Potential dangers could go undetected

11 April 2014

CHOICE says the federal government must not axe a scheme designed to test whether the pesticides used in food production are safe for consumers.

"Australians should not be exposed to potentially dangerous pesticides which have not been tested to the latest regulatory and scientific standards," says CHOICE campaigns manager Angela Cartwright.

The scheme requires the systematic review and re-registration of agricultural chemicals and pesticides to ensure they are safe. However, the federal government is proposing to abandon the re-registration scheme - and the assessment of these pesticides – as part of its anti-red tape measures.

"These reforms were introduced to deal with the dozens of chemicals that have never been assessed according to contemporary standards in Australia, despite many of them being removed for use in the EU, US and Canada," says Cartwright.

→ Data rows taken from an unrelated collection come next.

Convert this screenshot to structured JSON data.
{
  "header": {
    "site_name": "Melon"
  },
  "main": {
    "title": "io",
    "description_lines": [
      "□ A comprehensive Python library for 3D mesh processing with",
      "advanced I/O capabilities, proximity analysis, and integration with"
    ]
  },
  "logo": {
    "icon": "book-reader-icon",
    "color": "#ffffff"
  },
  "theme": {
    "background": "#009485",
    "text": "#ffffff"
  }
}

"Consumers should have confidence that pesticides used in food production don't pose risks to their health or the environment.

"The re-registration scheme isn't about stopping farmers using safe pesticides. It's about ensuring these pesticides are safe in the first place."

CHOICE launched a petition today calling on Agriculture Minister Barnaby Joyce to retain the pesticides scheme.

Cartwright says: "CHOICE recognises the important role pesticides play in our food supply, but we think it is critical that these products are properly tested to ensure they don't pose risks to consumers, farmers or the environment."

"If safe chemicals and pesticides are in use in Australia then there is nothing to fear from the re-registration scheme."

CHOICE made a submission to the Department on Agriculture in March calling for the retention of the agricultural chemicals re-registration scheme after it was identified by the federal government as red tape to be removed.1

1. A bill has since been introduced into parliament that would abolish the scheme and referred to a Senate Committee Inquiry.